Department of Mathematics and Statistics, Boston University Boston, MA, USA ; Department of Neuroimaging, Centre for Neuroimaging Sciences, Institute of Psychiatry, King's College London London, UK ; National Institute of Health Research, Biomedical Research Centre for Mental Health and Biomedical Research Unit for Dementia London, UK.
Laboratoire d'Etude des Mécanismes Cognitifs, EA 3082, Université Lyon II Lyon, France.
Front Comput Neurosci. 2014 May 6;8:51. doi: 10.3389/fncom.2014.00051. eCollection 2014.
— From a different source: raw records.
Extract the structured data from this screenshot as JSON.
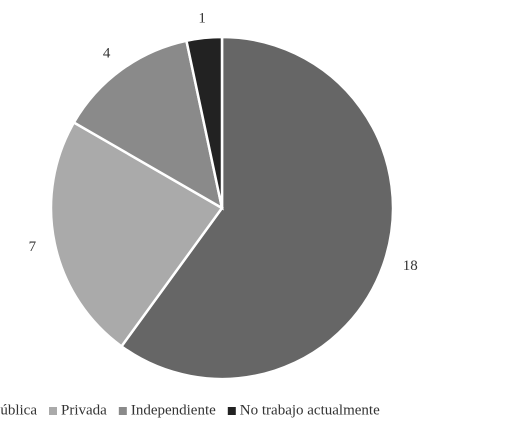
{
  "chart_data": {
    "type": "pie",
    "categories": [
      "Pública",
      "Privada",
      "Independiente",
      "No trabajo actualmente"
    ],
    "values": [
      18,
      7,
      4,
      1
    ],
    "colors": [
      "#666666",
      "#aaaaaa",
      "#8a8a8a",
      "#222222"
    ]
  }
}
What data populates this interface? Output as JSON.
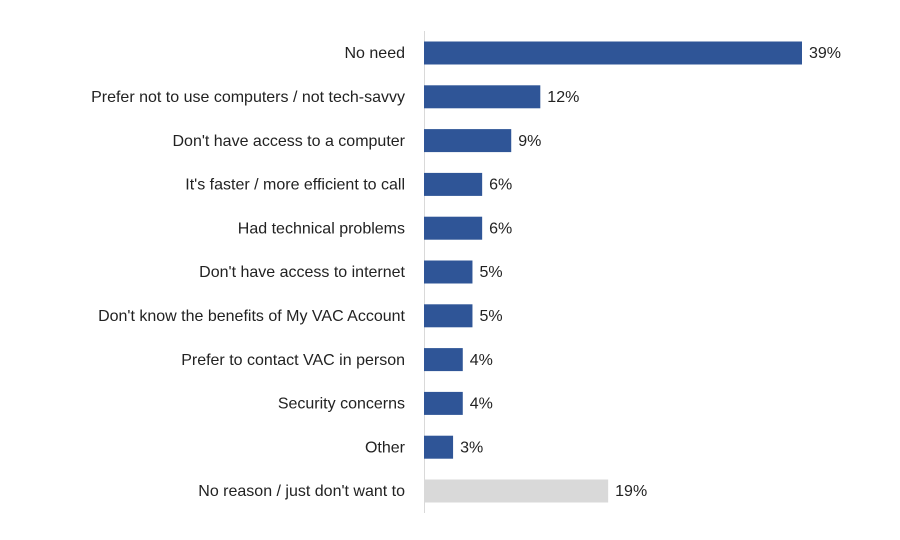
{
  "chart_data": {
    "type": "bar",
    "orientation": "horizontal",
    "categories": [
      "No need",
      "Prefer not to use computers / not tech-savvy",
      "Don't have access to a computer",
      "It's faster / more efficient to call",
      "Had technical problems",
      "Don't have access to internet",
      "Don't know the benefits of My VAC Account",
      "Prefer to contact VAC in person",
      "Security concerns",
      "Other",
      "No reason / just don't want to"
    ],
    "values": [
      39,
      12,
      9,
      6,
      6,
      5,
      5,
      4,
      4,
      3,
      19
    ],
    "value_labels": [
      "39%",
      "12%",
      "9%",
      "6%",
      "6%",
      "5%",
      "5%",
      "4%",
      "4%",
      "3%",
      "19%"
    ],
    "colors": [
      "#2f5597",
      "#2f5597",
      "#2f5597",
      "#2f5597",
      "#2f5597",
      "#2f5597",
      "#2f5597",
      "#2f5597",
      "#2f5597",
      "#2f5597",
      "#d9d9d9"
    ]
  }
}
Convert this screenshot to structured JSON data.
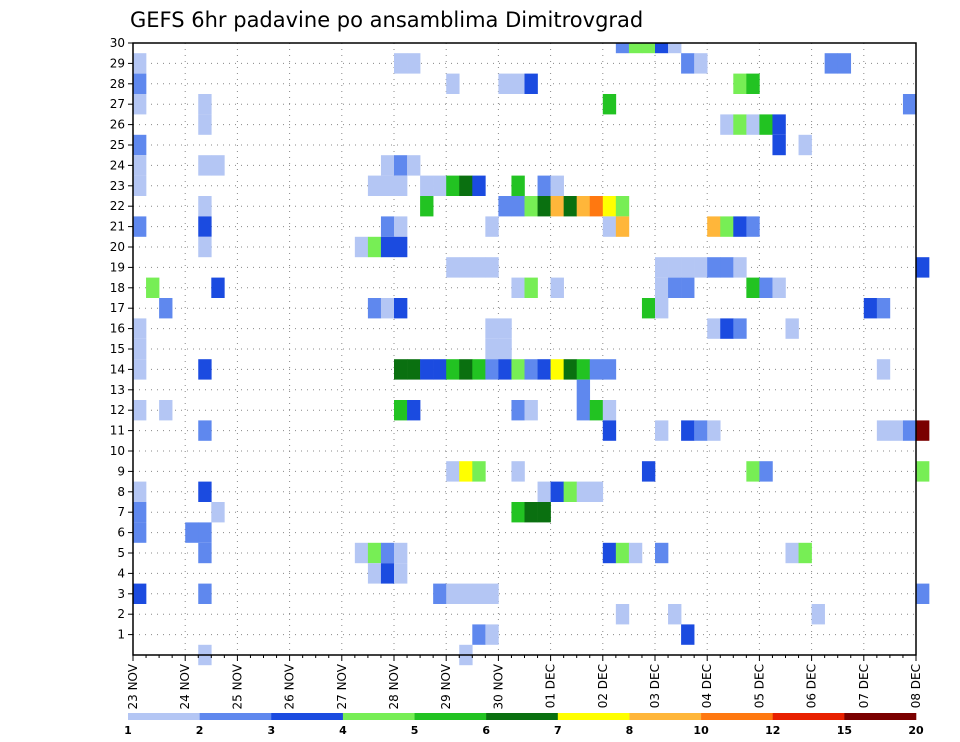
{
  "chart_data": {
    "type": "heatmap",
    "title": "GEFS 6hr padavine po ansamblima Dimitrovgrad",
    "y_ticks": [
      "1",
      "2",
      "3",
      "4",
      "5",
      "6",
      "7",
      "8",
      "9",
      "10",
      "11",
      "12",
      "13",
      "14",
      "15",
      "16",
      "17",
      "18",
      "19",
      "20",
      "21",
      "22",
      "23",
      "24",
      "25",
      "26",
      "27",
      "28",
      "29",
      "30"
    ],
    "x_ticks": [
      "23 NOV",
      "24 NOV",
      "25 NOV",
      "26 NOV",
      "27 NOV",
      "28 NOV",
      "29 NOV",
      "30 NOV",
      "01 DEC",
      "02 DEC",
      "03 DEC",
      "04 DEC",
      "05 DEC",
      "06 DEC",
      "07 DEC",
      "08 DEC"
    ],
    "x_range_days": [
      0,
      15
    ],
    "y_range": [
      0,
      30
    ],
    "steps_per_day": 4,
    "grid": true,
    "legend_placement": "bottom",
    "legend": {
      "colors": [
        "#b4c6f4",
        "#5f88ee",
        "#1b4be0",
        "#77ee55",
        "#22c322",
        "#0a7010",
        "#ffff00",
        "#ffb63a",
        "#ff7810",
        "#e82000",
        "#7a0000"
      ],
      "labels": [
        "1",
        "2",
        "3",
        "4",
        "5",
        "6",
        "7",
        "8",
        "10",
        "12",
        "15",
        "20"
      ]
    },
    "rows": [
      {
        "member": 30,
        "cells": [
          [
            37,
            2
          ],
          [
            38,
            4
          ],
          [
            39,
            4
          ],
          [
            40,
            3
          ],
          [
            41,
            1
          ]
        ]
      },
      {
        "member": 29,
        "cells": [
          [
            0,
            1
          ],
          [
            20,
            1
          ],
          [
            21,
            1
          ],
          [
            42,
            2
          ],
          [
            43,
            1
          ],
          [
            53,
            2
          ],
          [
            54,
            2
          ]
        ]
      },
      {
        "member": 28,
        "cells": [
          [
            0,
            2
          ],
          [
            24,
            1
          ],
          [
            28,
            1
          ],
          [
            29,
            1
          ],
          [
            30,
            3
          ],
          [
            46,
            4
          ],
          [
            47,
            5
          ]
        ]
      },
      {
        "member": 27,
        "cells": [
          [
            0,
            1
          ],
          [
            5,
            1
          ],
          [
            36,
            5
          ],
          [
            59,
            2
          ]
        ]
      },
      {
        "member": 26,
        "cells": [
          [
            5,
            1
          ],
          [
            45,
            1
          ],
          [
            46,
            4
          ],
          [
            47,
            1
          ],
          [
            48,
            5
          ],
          [
            49,
            3
          ]
        ]
      },
      {
        "member": 25,
        "cells": [
          [
            0,
            2
          ],
          [
            49,
            3
          ],
          [
            51,
            1
          ]
        ]
      },
      {
        "member": 24,
        "cells": [
          [
            0,
            1
          ],
          [
            5,
            1
          ],
          [
            6,
            1
          ],
          [
            19,
            1
          ],
          [
            20,
            2
          ],
          [
            21,
            1
          ]
        ]
      },
      {
        "member": 23,
        "cells": [
          [
            0,
            1
          ],
          [
            18,
            1
          ],
          [
            19,
            1
          ],
          [
            20,
            1
          ],
          [
            22,
            1
          ],
          [
            23,
            1
          ],
          [
            24,
            5
          ],
          [
            25,
            6
          ],
          [
            26,
            3
          ],
          [
            29,
            5
          ],
          [
            31,
            2
          ],
          [
            32,
            1
          ]
        ]
      },
      {
        "member": 22,
        "cells": [
          [
            5,
            1
          ],
          [
            22,
            5
          ],
          [
            28,
            2
          ],
          [
            29,
            2
          ],
          [
            30,
            4
          ],
          [
            31,
            6
          ],
          [
            32,
            8
          ],
          [
            33,
            6
          ],
          [
            34,
            8
          ],
          [
            35,
            9
          ],
          [
            36,
            7
          ],
          [
            37,
            4
          ]
        ]
      },
      {
        "member": 21,
        "cells": [
          [
            0,
            2
          ],
          [
            5,
            3
          ],
          [
            19,
            2
          ],
          [
            20,
            1
          ],
          [
            27,
            1
          ],
          [
            36,
            1
          ],
          [
            37,
            8
          ],
          [
            44,
            8
          ],
          [
            45,
            4
          ],
          [
            46,
            3
          ],
          [
            47,
            2
          ]
        ]
      },
      {
        "member": 20,
        "cells": [
          [
            5,
            1
          ],
          [
            17,
            1
          ],
          [
            18,
            4
          ],
          [
            19,
            3
          ],
          [
            20,
            3
          ]
        ]
      },
      {
        "member": 19,
        "cells": [
          [
            24,
            1
          ],
          [
            25,
            1
          ],
          [
            26,
            1
          ],
          [
            27,
            1
          ],
          [
            40,
            1
          ],
          [
            41,
            1
          ],
          [
            42,
            1
          ],
          [
            43,
            1
          ],
          [
            44,
            2
          ],
          [
            45,
            2
          ],
          [
            46,
            1
          ],
          [
            60,
            3
          ]
        ]
      },
      {
        "member": 18,
        "cells": [
          [
            1,
            4
          ],
          [
            6,
            3
          ],
          [
            29,
            1
          ],
          [
            30,
            4
          ],
          [
            32,
            1
          ],
          [
            40,
            1
          ],
          [
            41,
            2
          ],
          [
            42,
            2
          ],
          [
            47,
            5
          ],
          [
            48,
            2
          ],
          [
            49,
            1
          ]
        ]
      },
      {
        "member": 17,
        "cells": [
          [
            2,
            2
          ],
          [
            18,
            2
          ],
          [
            19,
            1
          ],
          [
            20,
            3
          ],
          [
            39,
            5
          ],
          [
            40,
            1
          ],
          [
            56,
            3
          ],
          [
            57,
            2
          ]
        ]
      },
      {
        "member": 16,
        "cells": [
          [
            0,
            1
          ],
          [
            27,
            1
          ],
          [
            28,
            1
          ],
          [
            44,
            1
          ],
          [
            45,
            3
          ],
          [
            46,
            2
          ],
          [
            50,
            1
          ]
        ]
      },
      {
        "member": 15,
        "cells": [
          [
            0,
            1
          ],
          [
            27,
            1
          ],
          [
            28,
            1
          ]
        ]
      },
      {
        "member": 14,
        "cells": [
          [
            0,
            1
          ],
          [
            5,
            3
          ],
          [
            20,
            6
          ],
          [
            21,
            6
          ],
          [
            22,
            3
          ],
          [
            23,
            3
          ],
          [
            24,
            5
          ],
          [
            25,
            6
          ],
          [
            26,
            5
          ],
          [
            27,
            2
          ],
          [
            28,
            3
          ],
          [
            29,
            4
          ],
          [
            30,
            2
          ],
          [
            31,
            3
          ],
          [
            32,
            7
          ],
          [
            33,
            6
          ],
          [
            34,
            5
          ],
          [
            35,
            2
          ],
          [
            36,
            2
          ],
          [
            57,
            1
          ]
        ]
      },
      {
        "member": 13,
        "cells": [
          [
            34,
            2
          ]
        ]
      },
      {
        "member": 12,
        "cells": [
          [
            0,
            1
          ],
          [
            2,
            1
          ],
          [
            20,
            5
          ],
          [
            21,
            3
          ],
          [
            29,
            2
          ],
          [
            30,
            1
          ],
          [
            34,
            2
          ],
          [
            35,
            5
          ],
          [
            36,
            1
          ]
        ]
      },
      {
        "member": 11,
        "cells": [
          [
            5,
            2
          ],
          [
            36,
            3
          ],
          [
            40,
            1
          ],
          [
            42,
            3
          ],
          [
            43,
            2
          ],
          [
            44,
            1
          ],
          [
            57,
            1
          ],
          [
            58,
            1
          ],
          [
            59,
            2
          ],
          [
            60,
            11
          ]
        ]
      },
      {
        "member": 9,
        "cells": [
          [
            24,
            1
          ],
          [
            25,
            7
          ],
          [
            26,
            4
          ],
          [
            29,
            1
          ],
          [
            39,
            3
          ],
          [
            47,
            4
          ],
          [
            48,
            2
          ],
          [
            60,
            4
          ]
        ]
      },
      {
        "member": 8,
        "cells": [
          [
            0,
            1
          ],
          [
            5,
            3
          ],
          [
            31,
            1
          ],
          [
            32,
            3
          ],
          [
            33,
            4
          ],
          [
            34,
            1
          ],
          [
            35,
            1
          ]
        ]
      },
      {
        "member": 7,
        "cells": [
          [
            0,
            2
          ],
          [
            6,
            1
          ],
          [
            29,
            5
          ],
          [
            30,
            6
          ],
          [
            31,
            6
          ]
        ]
      },
      {
        "member": 6,
        "cells": [
          [
            0,
            2
          ],
          [
            4,
            2
          ],
          [
            5,
            2
          ]
        ]
      },
      {
        "member": 5,
        "cells": [
          [
            5,
            2
          ],
          [
            17,
            1
          ],
          [
            18,
            4
          ],
          [
            19,
            2
          ],
          [
            20,
            1
          ],
          [
            36,
            3
          ],
          [
            37,
            4
          ],
          [
            38,
            1
          ],
          [
            40,
            2
          ],
          [
            50,
            1
          ],
          [
            51,
            4
          ]
        ]
      },
      {
        "member": 4,
        "cells": [
          [
            18,
            1
          ],
          [
            19,
            3
          ],
          [
            20,
            1
          ]
        ]
      },
      {
        "member": 3,
        "cells": [
          [
            0,
            3
          ],
          [
            5,
            2
          ],
          [
            23,
            2
          ],
          [
            24,
            1
          ],
          [
            25,
            1
          ],
          [
            26,
            1
          ],
          [
            27,
            1
          ],
          [
            60,
            2
          ]
        ]
      },
      {
        "member": 2,
        "cells": [
          [
            37,
            1
          ],
          [
            41,
            1
          ],
          [
            52,
            1
          ]
        ]
      },
      {
        "member": 1,
        "cells": [
          [
            26,
            2
          ],
          [
            27,
            1
          ],
          [
            42,
            3
          ]
        ]
      },
      {
        "member": 0,
        "cells": [
          [
            5,
            1
          ],
          [
            25,
            1
          ]
        ]
      }
    ]
  }
}
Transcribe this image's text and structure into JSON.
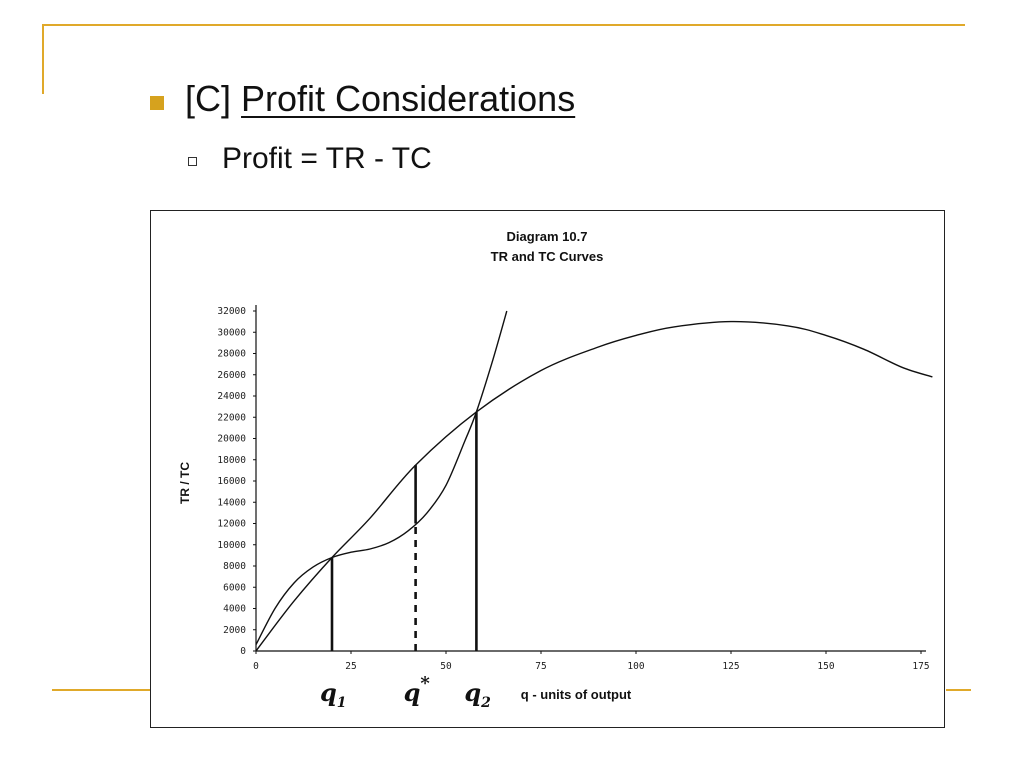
{
  "slide": {
    "heading_prefix": "[C]",
    "heading_text": "Profit Considerations",
    "subpoint": "Profit = TR - TC",
    "accent_color": "#E0A92A"
  },
  "chart_data": {
    "type": "line",
    "title": "Diagram 10.7",
    "subtitle": "TR and TC Curves",
    "xlabel": "q - units of output",
    "ylabel": "TR / TC",
    "xlim": [
      0,
      175
    ],
    "ylim": [
      0,
      32000
    ],
    "xticks": [
      0,
      25,
      50,
      75,
      100,
      125,
      150,
      175
    ],
    "yticks": [
      0,
      2000,
      4000,
      6000,
      8000,
      10000,
      12000,
      14000,
      16000,
      18000,
      20000,
      22000,
      24000,
      26000,
      28000,
      30000,
      32000
    ],
    "series": [
      {
        "key": "tr",
        "x": [
          0,
          10,
          20,
          30,
          42,
          58,
          75,
          90,
          100,
          110,
          125,
          140,
          150,
          160,
          170,
          178
        ],
        "y": [
          0,
          4700,
          8800,
          12500,
          17500,
          22500,
          26400,
          28600,
          29700,
          30500,
          31000,
          30600,
          29700,
          28400,
          26700,
          25800
        ]
      },
      {
        "key": "tc",
        "x": [
          0,
          5,
          10,
          15,
          20,
          25,
          30,
          35,
          40,
          45,
          50,
          55,
          58,
          62,
          66
        ],
        "y": [
          600,
          4000,
          6400,
          7900,
          8800,
          9300,
          9600,
          10200,
          11300,
          13000,
          15600,
          19800,
          22500,
          27000,
          32000
        ]
      }
    ],
    "markers": [
      {
        "label": "q",
        "subscript": "1",
        "x": 20,
        "y_from": 0,
        "y_to": 8800,
        "style": "solid"
      },
      {
        "label": "q",
        "superscript": "*",
        "x": 42,
        "y_from": 12000,
        "y_to": 17500,
        "style": "solid"
      },
      {
        "label": "q",
        "superscript": "*",
        "x": 42,
        "y_from": 0,
        "y_to": 12000,
        "style": "dashed"
      },
      {
        "label": "q",
        "subscript": "2",
        "x": 58,
        "y_from": 0,
        "y_to": 22500,
        "style": "solid"
      }
    ]
  }
}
Comparing networks in neuroscience is hard, because the topological properties of a given network are necessarily dependent on the number of edges in that network. This problem arises in the analysis of both weighted and unweighted networks. The term density is often used in this context, in order to refer to the mean edge weight of a weighted network, or to the number of edges in an unweighted one. Comparing families of networks is therefore statistically difficult because differences in topology are necessarily associated with differences in density. In this review paper, we consider this problem from two different perspectives, which include (i) the construction of summary networks, such as how to compute and visualize the summary network from a sample of network-valued data points; and (ii) how to test for topological differences, when two families of networks also exhibit significant differences in density. In the first instance, we show that the issue of summarizing a family of networks can be conducted by either adopting a mass-univariate approach, which produces a statistical parametric network (SPN). In the second part of this review, we then highlight the inherent problems associated with the comparison of topological functions of families of networks that differ in density. In particular, we show that a wide range of topological summaries, such as global efficiency and network modularity are highly sensitive to differences in density. Moreover, these problems are not restricted to unweighted metrics, as we demonstrate that the same issues remain present when considering the weighted versions of these metrics. We conclude by encouraging caution, when reporting such statistical comparisons, and by emphasizing the importance of constructing summary networks.
比较神经科学中的网络很困难,因为给定网络的拓扑性质必然取决于该网络中的边数。这个问题出现在加权和非加权网络的分析中。在这种情况下,经常使用术语“密度”来表示加权网络的平均边权重,或无权重网络中的边数。因此,比较网络家族在统计学上是困难的,因为拓扑差异必然与密度差异相关。在这篇综述论文中,我们从两个不同的角度考虑了这个问题,包括 (i) 摘要网络的构建,例如如何从网络值数据点的样本中计算和可视化摘要网络;以及 (ii) 如何在两个网络家族的密度也存在显著差异时测试拓扑差异。在第一种情况下,我们表明可以通过采用多变量方法来总结网络家族的问题,该方法产生统计参数网络 (SPN)。在本综述的第二部分,我们强调了密度不同的网络家族拓扑函数比较所固有的问题。特别是,我们表明,广泛的拓扑摘要,如全局效率和网络模块化,对密度差异非常敏感。此外,这些问题不仅限于非加权度量,因为我们证明了在考虑这些度量的加权版本时,同样的问题仍然存在。最后,我们在报告此类统计比较时建议谨慎,并强调构建摘要网络的重要性。